After a person experiences one miscarriage, their chance of experiencing another remains the same in future pregnancies (about 20-25%). After two miscarriages, their chance of miscarrying in future pregnancies increases by about 5% (to 25-30%). After three+ miscarriages, their chance of miscarrying in future pregnancies increases by about 10% (to 30-40%).
Common Precautions to Prevent Complications
In order to support the body during and after abortion / miscarriage, there are a few general principles in caring for the body, as well as specific pieces of advice, to promote health and well-being and prevent complications:
Try to keep things out of the vagina in order to prevent infection for about two weeks or until bleeding has stopped. This includes any sexual acts that involve penetration, tampons, menstrual cups, and fingers. If you cannot or will not follow this advice, consider extra immune system support and be vigilant for signs of infection in the body. Read more here about my experience with sex after my second miscarriage, and why I’m glad I didn’t wait the two weeks!
Monitor the body for symptoms of infection (see below) by observing discharge from the vagina as well as taking your temperature daily until bleeding has stopped.
Monitor your bleeding.
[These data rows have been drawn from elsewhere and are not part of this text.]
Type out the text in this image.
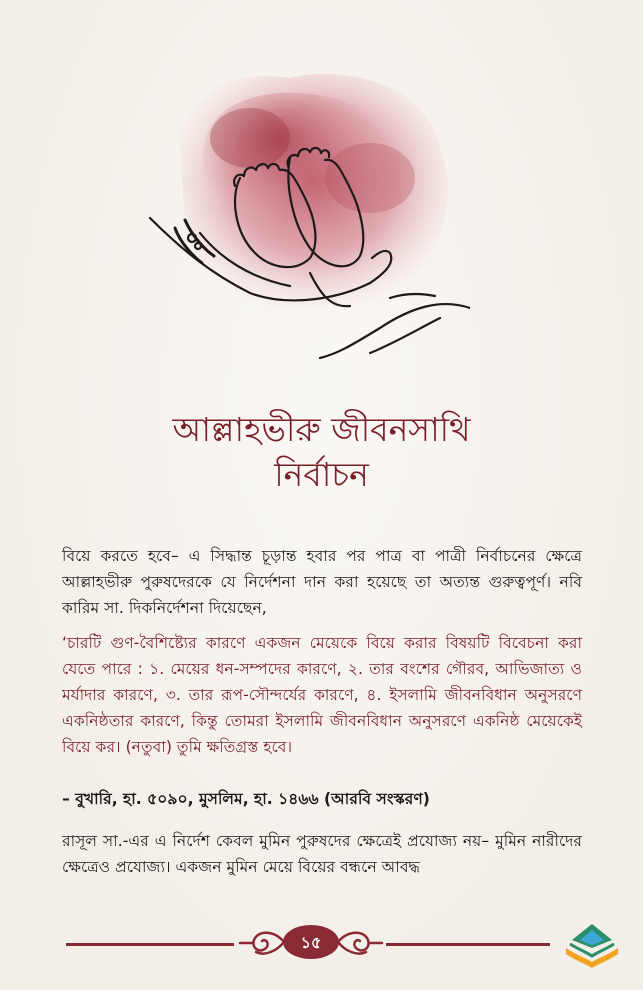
আল্লাহভীরু জীবনসাথি
নির্বাচন
বিয়ে করতে হবে– এ সিদ্ধান্ত চূড়ান্ত হবার পর পাত্র বা পাত্রী নির্বাচনের ক্ষেত্রে আল্লাহভীরু পুরুষদেরকে যে নির্দেশনা দান করা হয়েছে তা অত্যন্ত গুরুত্বপূর্ণ। নবি কারিম সা. দিকনির্দেশনা দিয়েছেন,
‘চারটি গুণ-বৈশিষ্ট্যের কারণে একজন মেয়েকে বিয়ে করার বিষয়টি বিবেচনা করা যেতে পারে : ১. মেয়ের ধন-সম্পদের কারণে, ২. তার বংশের গৌরব, আভিজাত্য ও মর্যাদার কারণে, ৩. তার রূপ-সৌন্দর্যের কারণে, ৪. ইসলামি জীবনবিধান অনুসরণে একনিষ্ঠতার কারণে, কিন্তু তোমরা ইসলামি জীবনবিধান অনুসরণে একনিষ্ঠ মেয়েকেই বিয়ে কর। (নতুবা) তুমি ক্ষতিগ্রস্ত হবে।
– বুখারি, হা. ৫০৯০, মুসলিম, হা. ১৪৬৬ (আরবি সংস্করণ)
রাসূল সা.-এর এ নির্দেশ কেবল মুমিন পুরুষদের ক্ষেত্রেই প্রযোজ্য নয়– মুমিন নারীদের ক্ষেত্রেও প্রযোজ্য। একজন মুমিন মেয়ে বিয়ের বন্ধনে আবদ্ধ
১৫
Keep an eye out to make sure you’re not experiencing excessive blood loss (see below).
Keep an eye on your pain control. If you are suffering, consider taking extra-strength ibuprofen (trade name Advil in North America)
Surround yourself with loving support that tends to your heart and soul. If you are unable to get compassionate care from those that surround you, consider reaching out to your local full spectrum doulas, or seek full spectrum doula care long-distance.
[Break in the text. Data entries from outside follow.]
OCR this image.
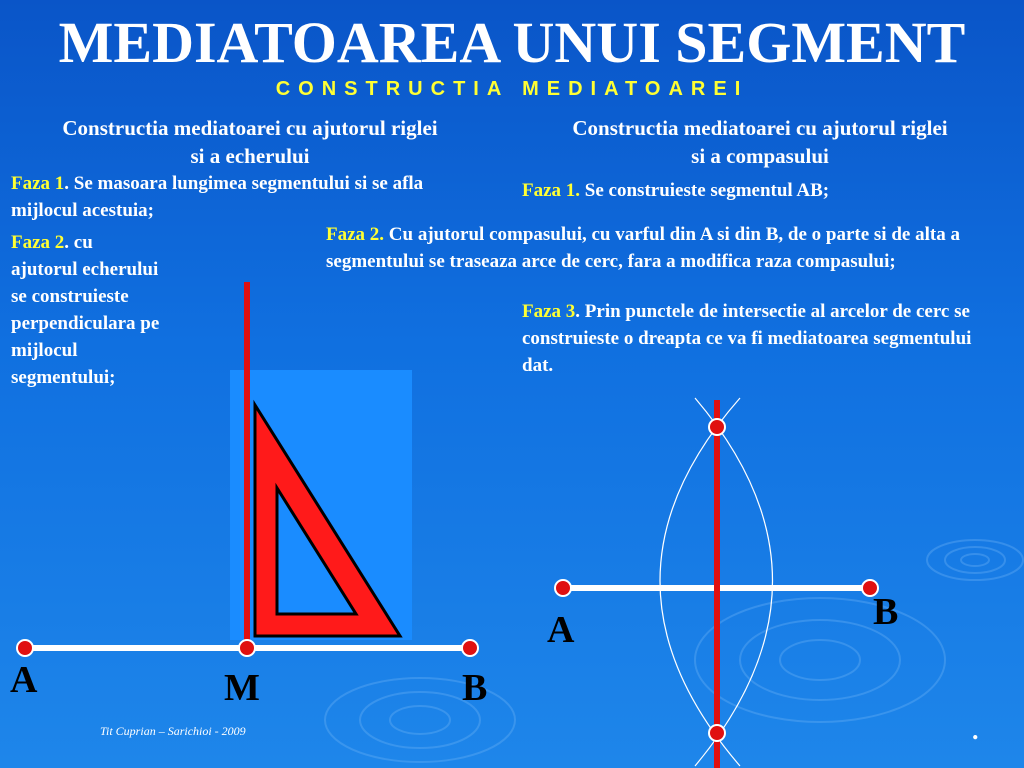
MEDIATOAREA UNUI SEGMENT
CONSTRUCTIA MEDIATOAREI
Constructia mediatoarei cu ajutorul riglei
si a echerului
Faza 1. Se masoara lungimea segmentului si se afla mijlocul acestuia;
Faza 2. cu ajutorul echerului se construieste perpendiculara pe mijlocul segmentului;
Constructia mediatoarei cu ajutorul riglei
si a compasului
Faza 1. Se construieste segmentul AB;
Faza 2. Cu ajutorul compasului, cu varful din A si din B, de o parte si de alta a segmentului se traseaza arce de cerc, fara a modifica raza compasului;
Faza 3. Prin punctele de intersectie al arcelor de cerc se construieste o dreapta ce va fi mediatoarea segmentului dat.
A	M	B
A	B
Tit Cuprian – Sarichioi - 2009	.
What’s NOT Normal (and when to seek help)
A uterine infection is no joke. Apart from being extremely painful, unchecked it could lead to lasting complications in the uterus, including the need for more instrumentation, antibiotics, and a potential impact on future fertility. Symptoms of uterine infection include: sharp, shooting pains in the uterus, especially on touch, foul or rank smelling discharge or blood, fever over 101 degrees F or 38.5 degrees C lasting more than 24 hours, and generally feeling as if you have the flu. Seek medical attention.
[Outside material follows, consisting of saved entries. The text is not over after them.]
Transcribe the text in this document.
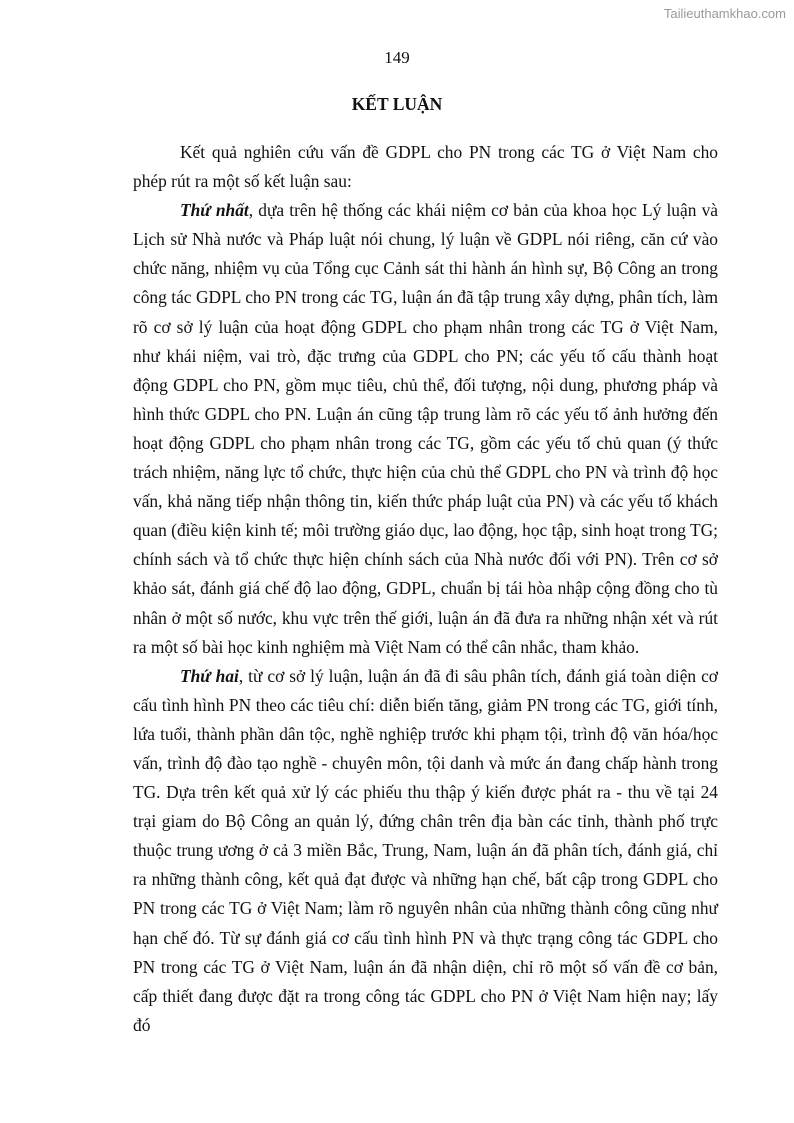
Tailieuthamkhao.com
149
KẾT LUẬN

Kết quả nghiên cứu vấn đề GDPL cho PN trong các TG ở Việt Nam cho phép rút ra một số kết luận sau:

Thứ nhất, dựa trên hệ thống các khái niệm cơ bản của khoa học Lý luận và Lịch sử Nhà nước và Pháp luật nói chung, lý luận về GDPL nói riêng, căn cứ vào chức năng, nhiệm vụ của Tổng cục Cảnh sát thi hành án hình sự, Bộ Công an trong công tác GDPL cho PN trong các TG, luận án đã tập trung xây dựng, phân tích, làm rõ cơ sở lý luận của hoạt động GDPL cho phạm nhân trong các TG ở Việt Nam, như khái niệm, vai trò, đặc trưng của GDPL cho PN; các yếu tố cấu thành hoạt động GDPL cho PN, gồm mục tiêu, chủ thể, đối tượng, nội dung, phương pháp và hình thức GDPL cho PN. Luận án cũng tập trung làm rõ các yếu tố ảnh hưởng đến hoạt động GDPL cho phạm nhân trong các TG, gồm các yếu tố chủ quan (ý thức trách nhiệm, năng lực tổ chức, thực hiện của chủ thể GDPL cho PN và trình độ học vấn, khả năng tiếp nhận thông tin, kiến thức pháp luật của PN) và các yếu tố khách quan (điều kiện kinh tế; môi trường giáo dục, lao động, học tập, sinh hoạt trong TG; chính sách và tổ chức thực hiện chính sách của Nhà nước đối với PN). Trên cơ sở khảo sát, đánh giá chế độ lao động, GDPL, chuẩn bị tái hòa nhập cộng đồng cho tù nhân ở một số nước, khu vực trên thế giới, luận án đã đưa ra những nhận xét và rút ra một số bài học kinh nghiệm mà Việt Nam có thể cân nhắc, tham khảo.

Thứ hai, từ cơ sở lý luận, luận án đã đi sâu phân tích, đánh giá toàn diện cơ cấu tình hình PN theo các tiêu chí: diễn biến tăng, giảm PN trong các TG, giới tính, lứa tuổi, thành phần dân tộc, nghề nghiệp trước khi phạm tội, trình độ văn hóa/học vấn, trình độ đào tạo nghề - chuyên môn, tội danh và mức án đang chấp hành trong TG. Dựa trên kết quả xử lý các phiếu thu thập ý kiến được phát ra - thu về tại 24 trại giam do Bộ Công an quản lý, đứng chân trên địa bàn các tỉnh, thành phố trực thuộc trung ương ở cả 3 miền Bắc, Trung, Nam, luận án đã phân tích, đánh giá, chỉ ra những thành công, kết quả đạt được và những hạn chế, bất cập trong GDPL cho PN trong các TG ở Việt Nam; làm rõ nguyên nhân của những thành công cũng như hạn chế đó. Từ sự đánh giá cơ cấu tình hình PN và thực trạng công tác GDPL cho PN trong các TG ở Việt Nam, luận án đã nhận diện, chỉ rõ một số vấn đề cơ bản, cấp thiết đang được đặt ra trong công tác GDPL cho PN ở Việt Nam hiện nay; lấy đó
While individual bodies can tolerate different amounts of blood loss, excessive bleeding in general, otherwise known as hemorrhage, can be life-threatening. Soaking a maxi pad front-to-back, side-to-side so there’s no white spots left on it in 30 min or less is too much bleeding. If this happens for one or two 30 min spans at the peak of expulsion during the miscarriage / abortion, and you feel physically okay, this may be acceptable, but over an hour of this pattern and you should seek medical attention. At any point if bleeding is present and you feel like fainting, or like skin is cold, clammy, and/or pale, your body is not coping well with your blood loss (no matter how big/small it seems), and you should seek medical attention.
If the pain is excruciating and unbearable even after Ibuprofen, increasing activity and changing positions, and having loving support present with you, seek medical attention.
If you are experiencing unmanageable depression, anxiety, OCD, rage, or other perinatal mood disorders, seek the help of a skills mental health professional or clinic, especially that have specific experience with perinatal mood disorders.